The Award Count shows how many awards have received funding in a specific period. Award Dollars shows the respective sponsor funding authority received. The Monthly View of Awards shows the funding increments.
While the methodology of using actuals (sponsor authority received) has remained consistent from FY12 through present, there has been variability in the rules used for assigning awards to a specified fiscal year.
- Between FY12-FY16: awards were mostly assigned using the authorized budget start date, however, case-by-case judgments were also made to ignore the budget start date.
- FY17: same philosophy as previous fiscal years, however, many awards were included in this year if they allowed pre-award spending in fiscal year 2017.

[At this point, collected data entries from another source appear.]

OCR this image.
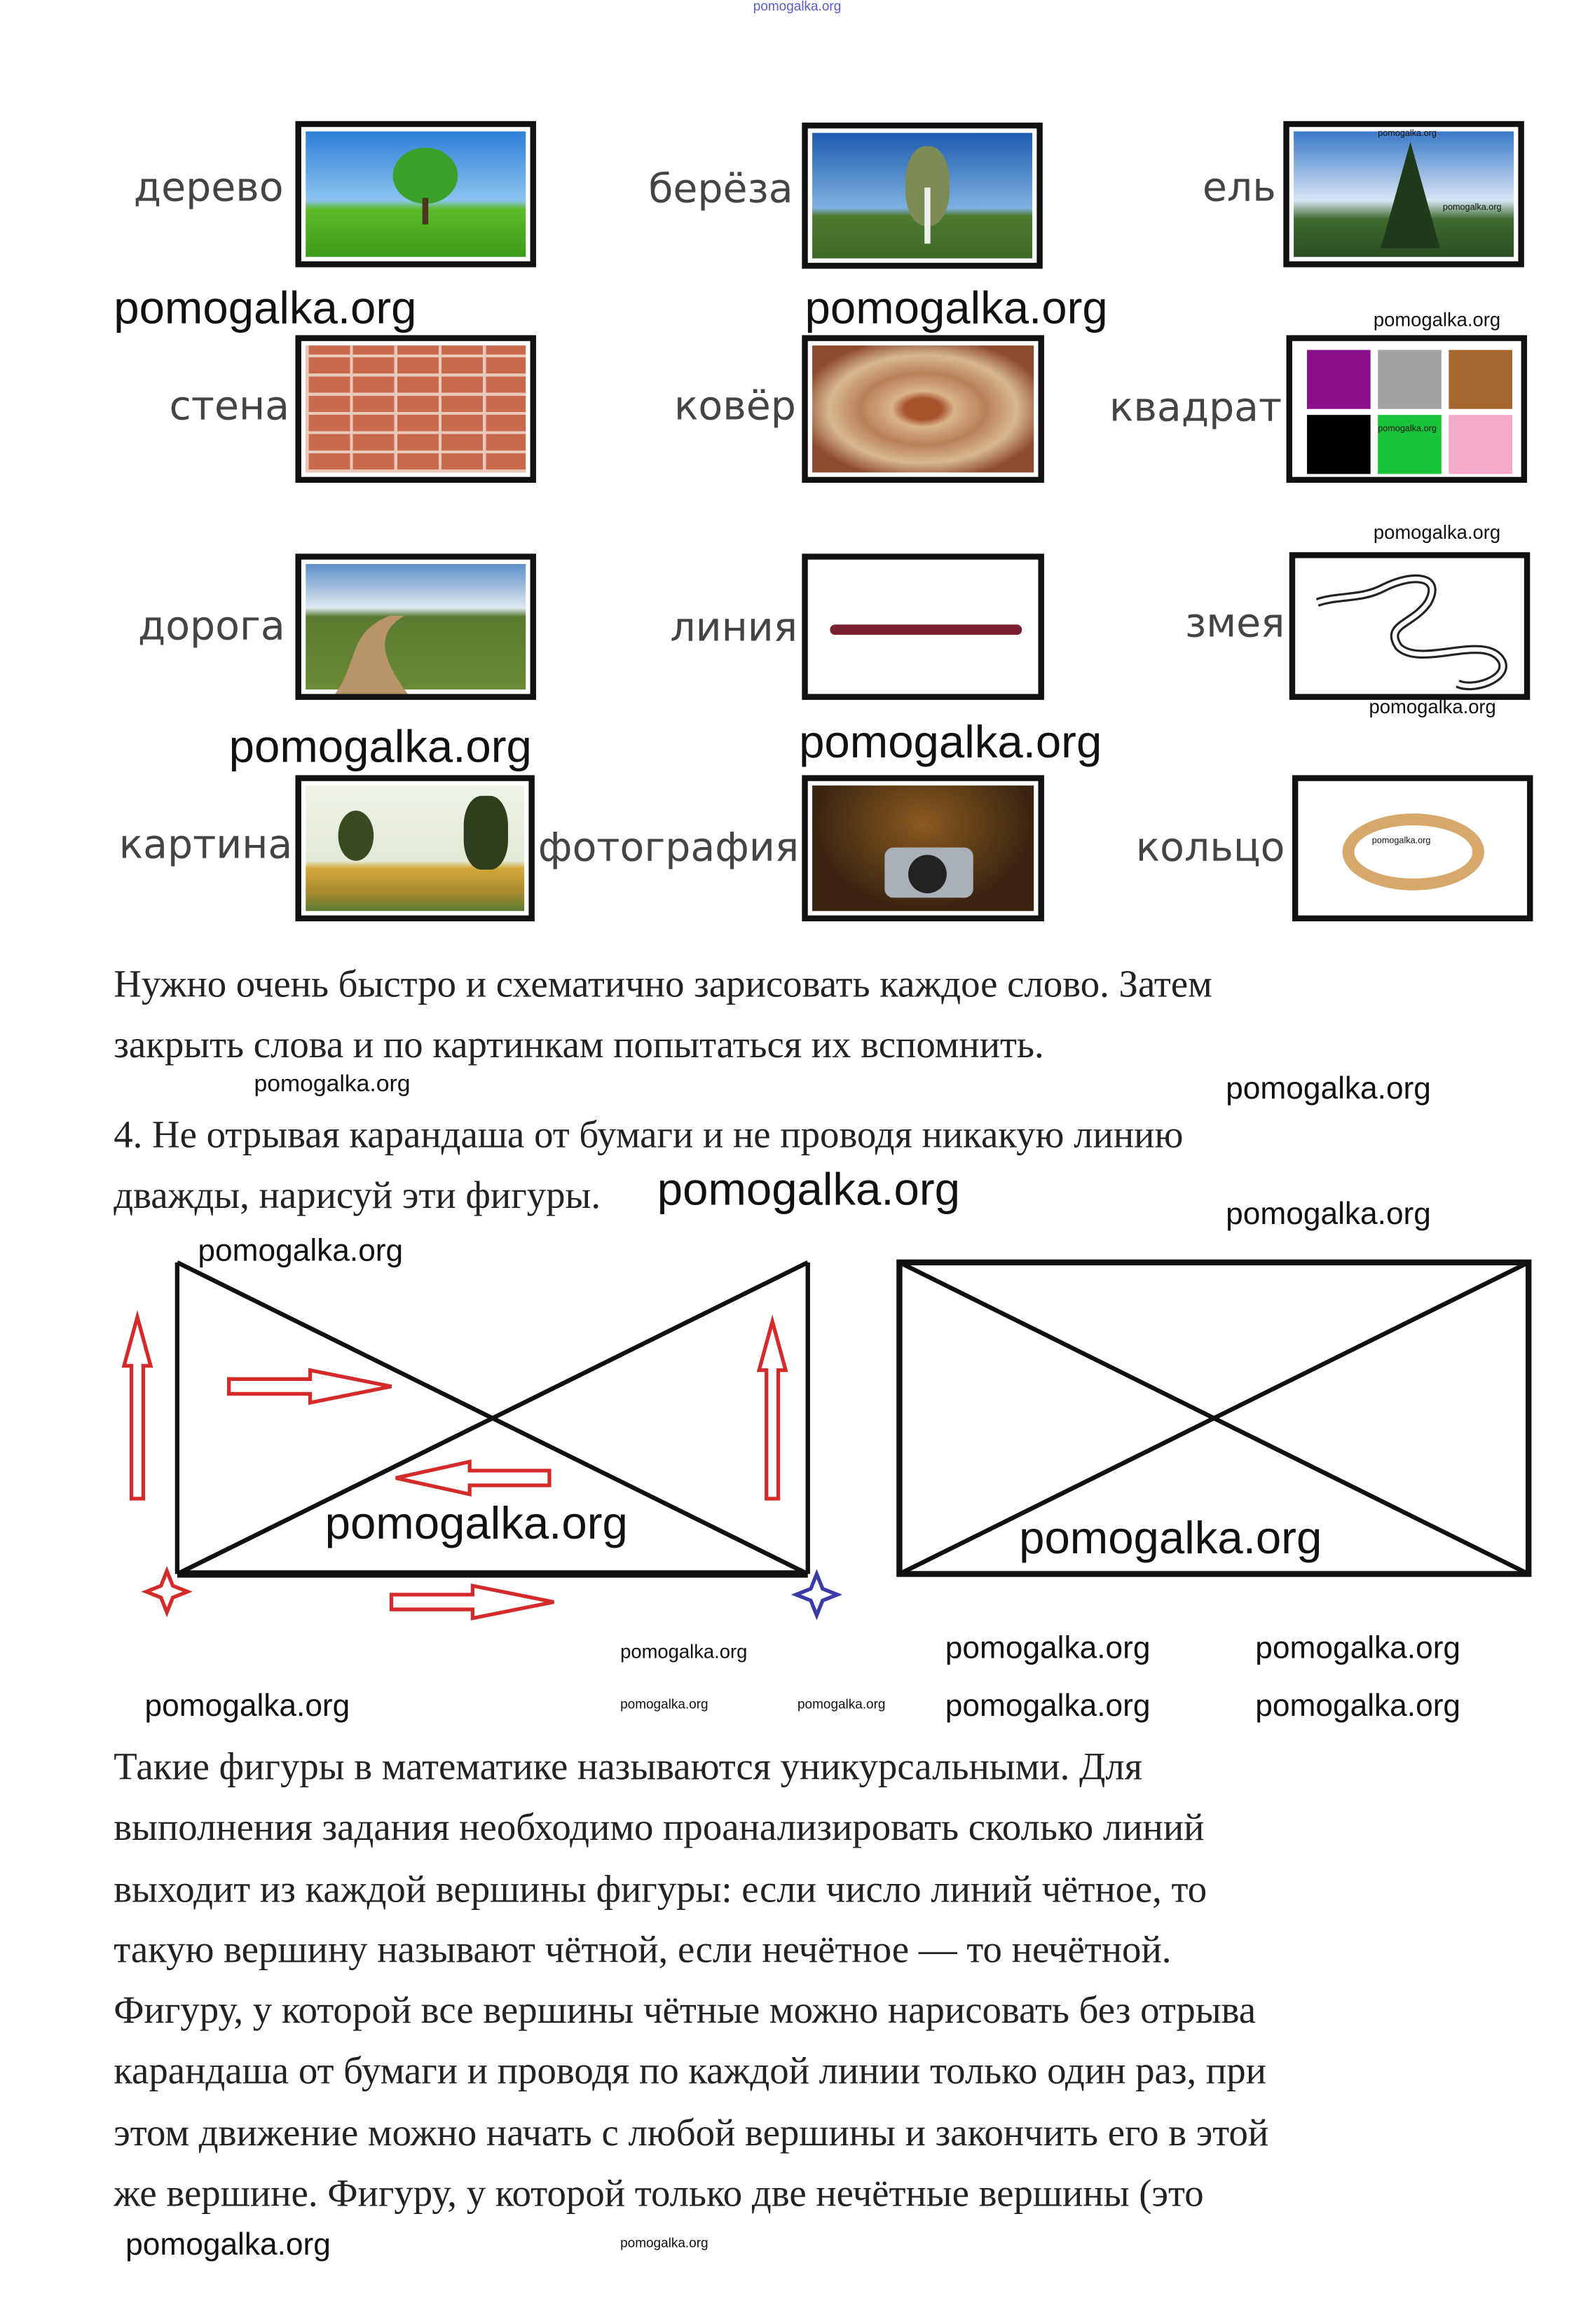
pomogalka.org
дерево	берёза	ель
стена	ковёр	квадрат
дорога	линия	змея
картина	фотография	кольцо
pomogalka.org
pomogalka.org
pomogalka.org	pomogalka.org	pomogalka.org
pomogalka.org
pomogalka.org
pomogalka.org
pomogalka.org	pomogalka.org
pomogalka.org
Нужно очень быстро и схематично зарисовать каждое слово. Затем
закрыть слова и по картинкам попытаться их вспомнить.
pomogalka.org	pomogalka.org
4. Не отрывая карандаша от бумаги и не проводя никакую линию
дважды, нарисуй эти фигуры.	pomogalka.org	pomogalka.org
pomogalka.org
pomogalka.org	pomogalka.org
pomogalka.org
pomogalka.org	pomogalka.org
pomogalka.org	pomogalka.org	pomogalka.org
pomogalka.org	pomogalka.org
pomogalka.org
pomogalka.org
Такие фигуры в математике называются уникурсальными. Для
выполнения задания необходимо проанализировать сколько линий
выходит из каждой вершины фигуры: если число линий чётное, то
такую вершину называют чётной, если нечётное — то нечётной.
Фигуру, у которой все вершины чётные можно нарисовать без отрыва
карандаша от бумаги и проводя по каждой линии только один раз, при
этом движение можно начать с любой вершины и закончить его в этой
же вершине. Фигуру, у которой только две нечётные вершины (это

- FY18 – this year, there was agreement from School and OSP leadership, to move to the industry standard for counting award dollars, which is any award received at OSP by the end of June that is ready for account setup will be processed for inclusion in FY18, regardless of the budget start date.

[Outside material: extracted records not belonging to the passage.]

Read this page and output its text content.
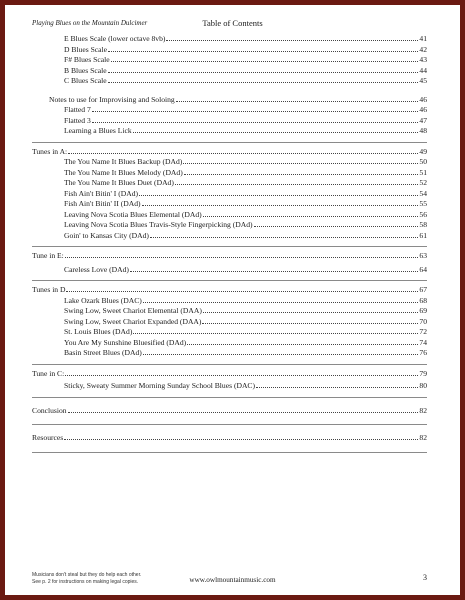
Playing Blues on the Mountain Dulcimer	Table of Contents
E Blues Scale (lower octave 8vb)	41
D Blues Scale	42
F# Blues Scale	43
B Blues Scale	44
C Blues Scale	45
Notes to use for Improvising and Soloing	46
Flatted 7	46
Flatted 3	47
Learning a Blues Lick	48
Tunes in A:	49
The You Name It Blues Backup (DAd)	50
The You Name It Blues Melody (DAd)	51
The You Name It Blues Duet (DAd)	52
Fish Ain't Bitin' I (DAd)	54
Fish Ain't Bitin' II (DAd)	55
Leaving Nova Scotia Blues Elemental (DAd)	56
Leaving Nova Scotia Blues Travis-Style Fingerpicking (DAd)	58
Goin' to Kansas City (DAd)	61
Tune in E:	63
Careless Love (DAd)	64
Tunes in D	67
Lake Ozark Blues (DAC)	68
Swing Low, Sweet Chariot Elemental (DAA)	69
Swing Low, Sweet Chariot Expanded (DAA)	70
St. Louis Blues (DAd)	72
You Are My Sunshine Bluesified (DAd)	74
Basin Street Blues (DAd)	76
Tune in C:	79
Sticky, Sweaty Summer Morning Sunday School Blues (DAC)	80
Conclusion	82
Resources	82
Musicians don't steal but they do help each other.
See p. 2 for instructions on making legal copies.	www.owlmountainmusic.com	3
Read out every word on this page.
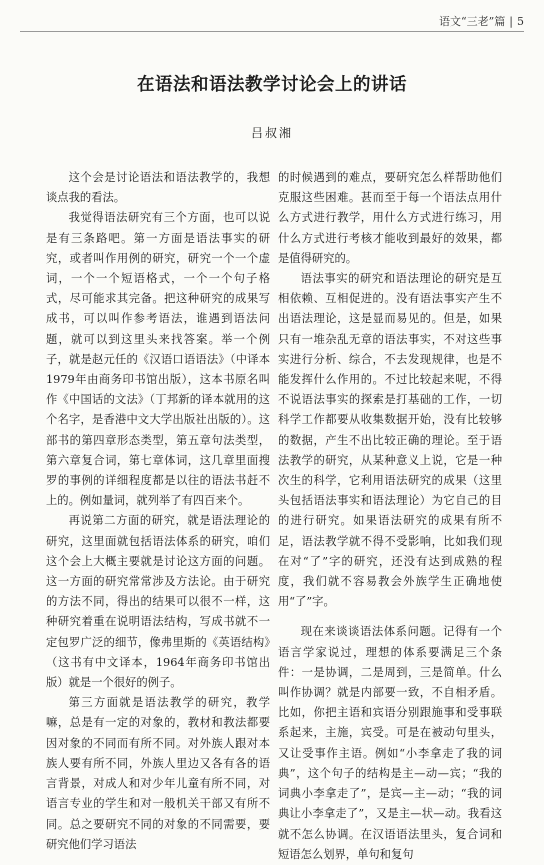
语文“三老”篇 | 5
在语法和语法教学讨论会上的讲话
吕叔湘

这个会是讨论语法和语法教学的，我想谈点我的看法。

我觉得语法研究有三个方面，也可以说是有三条路吧。第一方面是语法事实的研究，或者叫作用例的研究，研究一个一个虚词，一个一个短语格式，一个一个句子格式，尽可能求其完备。把这种研究的成果写成书，可以叫作参考语法，谁遇到语法问题，就可以到这里头来找答案。举一个例子，就是赵元任的《汉语口语语法》（中译本1979年由商务印书馆出版），这本书原名叫作《中国话的文法》（丁邦新的译本就用的这个名字，是香港中文大学出版社出版的）。这部书的第四章形态类型，第五章句法类型，第六章复合词，第七章体词，这几章里面搜罗的事例的详细程度都是以往的语法书赶不上的。例如量词，就列举了有四百来个。

再说第二方面的研究，就是语法理论的研究，这里面就包括语法体系的研究，咱们这个会上大概主要就是讨论这方面的问题。这一方面的研究常常涉及方法论。由于研究的方法不同，得出的结果可以很不一样，这种研究着重在说明语法结构，写成书就不一定包罗广泛的细节，像弗里斯的《英语结构》（这书有中文译本，1964年商务印书馆出版）就是一个很好的例子。

第三方面就是语法教学的研究，教学嘛，总是有一定的对象的，教材和教法都要因对象的不同而有所不同。对外族人跟对本族人要有所不同，外族人里边又各有各的语言背景，对成人和对少年儿童有所不同，对语言专业的学生和对一般机关干部又有所不同。总之要研究不同的对象的不同需要，要研究他们学习语法

的时候遇到的难点，要研究怎么样帮助他们克服这些困难。甚而至于每一个语法点用什么方式进行教学，用什么方式进行练习，用什么方式进行考核才能收到最好的效果，都是值得研究的。

语法事实的研究和语法理论的研究是互相依赖、互相促进的。没有语法事实产生不出语法理论，这是显而易见的。但是，如果只有一堆杂乱无章的语法事实，不对这些事实进行分析、综合，不去发现规律，也是不能发挥什么作用的。不过比较起来呢，不得不说语法事实的探索是打基础的工作，一切科学工作都要从收集数据开始，没有比较够的数据，产生不出比较正确的理论。至于语法教学的研究，从某种意义上说，它是一种次生的科学，它利用语法研究的成果（这里头包括语法事实和语法理论）为它自己的目的进行研究。如果语法研究的成果有所不足，语法教学就不得不受影响，比如我们现在对“了”字的研究，还没有达到成熟的程度，我们就不容易教会外族学生正确地使用“了”字。

现在来谈谈语法体系问题。记得有一个语言学家说过，理想的体系要满足三个条件：一是协调，二是周到，三是简单。什么叫作协调？就是内部要一致，不自相矛盾。比如，你把主语和宾语分别跟施事和受事联系起来，主施，宾受。可是在被动句里头，又让受事作主语。例如“小李拿走了我的词典”，这个句子的结构是主—动—宾；“我的词典小李拿走了”，是宾—主—动；“我的词典让小李拿走了”，又是主—状—动。我看这就不怎么协调。在汉语语法里头，复合词和短语怎么划界，单句和复句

The new methodology, will ensure consistent treatment and counting of awards, enable OSP to provide award data more rapidly, and ensures that there is common understanding in how fiscal years numbers are derived. It further offers an ability to accurately compare (apples to apples) and see the state of research growth over time.
Example: A PI’s proposed three-year project worth $3M is accepted. The project receives funding authority for $800,000 and then another one for $200,000 during the first year.

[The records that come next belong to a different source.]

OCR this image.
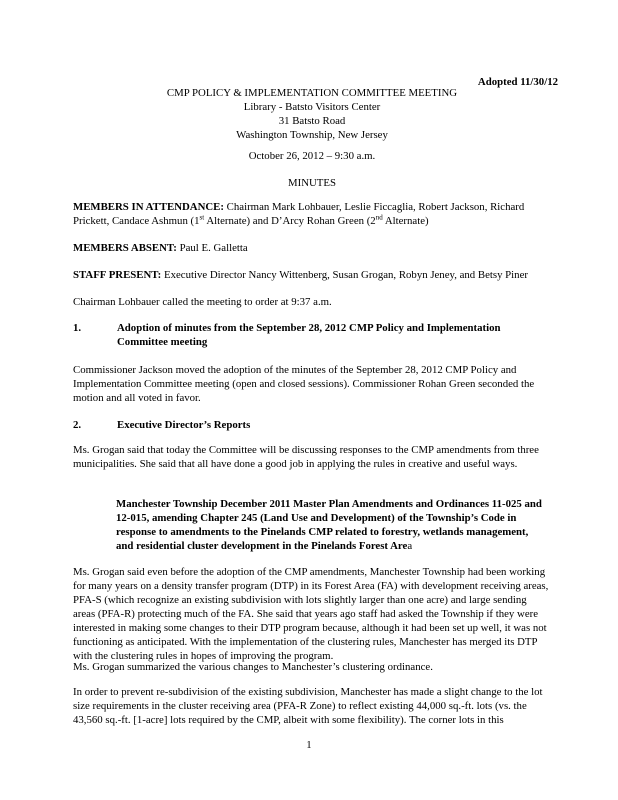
Adopted 11/30/12
CMP POLICY & IMPLEMENTATION COMMITTEE MEETING
Library - Batsto Visitors Center
31 Batsto Road
Washington Township, New Jersey
October 26, 2012 – 9:30 a.m.
MINUTES
MEMBERS IN ATTENDANCE: Chairman Mark Lohbauer, Leslie Ficcaglia, Robert Jackson, Richard Prickett, Candace Ashmun (1st Alternate) and D’Arcy Rohan Green (2nd Alternate)
MEMBERS ABSENT: Paul E. Galletta
STAFF PRESENT: Executive Director Nancy Wittenberg, Susan Grogan, Robyn Jeney, and Betsy Piner
Chairman Lohbauer called the meeting to order at 9:37 a.m.
1.	Adoption of minutes from the September 28, 2012 CMP Policy and Implementation Committee meeting
Commissioner Jackson moved the adoption of the minutes of the September 28, 2012 CMP Policy and Implementation Committee meeting (open and closed sessions). Commissioner Rohan Green seconded the motion and all voted in favor.
2.	Executive Director’s Reports
Ms. Grogan said that today the Committee will be discussing responses to the CMP amendments from three municipalities. She said that all have done a good job in applying the rules in creative and useful ways.
Manchester Township December 2011 Master Plan Amendments and Ordinances 11-025 and 12-015, amending Chapter 245 (Land Use and Development) of the Township’s Code in response to amendments to the Pinelands CMP related to forestry, wetlands management, and residential cluster development in the Pinelands Forest Area
Ms. Grogan said even before the adoption of the CMP amendments, Manchester Township had been working for many years on a density transfer program (DTP) in its Forest Area (FA) with development receiving areas, PFA-S (which recognize an existing subdivision with lots slightly larger than one acre) and large sending areas (PFA-R) protecting much of the FA. She said that years ago staff had asked the Township if they were interested in making some changes to their DTP program because, although it had been set up well, it was not functioning as anticipated. With the implementation of the clustering rules, Manchester has merged its DTP with the clustering rules in hopes of improving the program.
Ms. Grogan summarized the various changes to Manchester’s clustering ordinance.
In order to prevent re-subdivision of the existing subdivision, Manchester has made a slight change to the lot size requirements in the cluster receiving area (PFA-R Zone) to reflect existing 44,000 sq.-ft. lots (vs. the 43,560 sq.-ft. [1-acre] lots required by the CMP, albeit with some flexibility). The corner lots in this
1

The Award Funding Increments increase each time an award receives award funding authority. Therefore, at the end of Year 1, the Award Dollars will be $1M, the Award Funding Increments will be two, but the Award Count will still be one.

NOTE: In the process of cleaning historic data, we found that $0 awards were included in the award counts prior to FY17. We took the opportunity to take out the $0 awards from the counts. Therefore, the award counts for FY16 or older may be slightly different from what was reported to the BOV in those past years.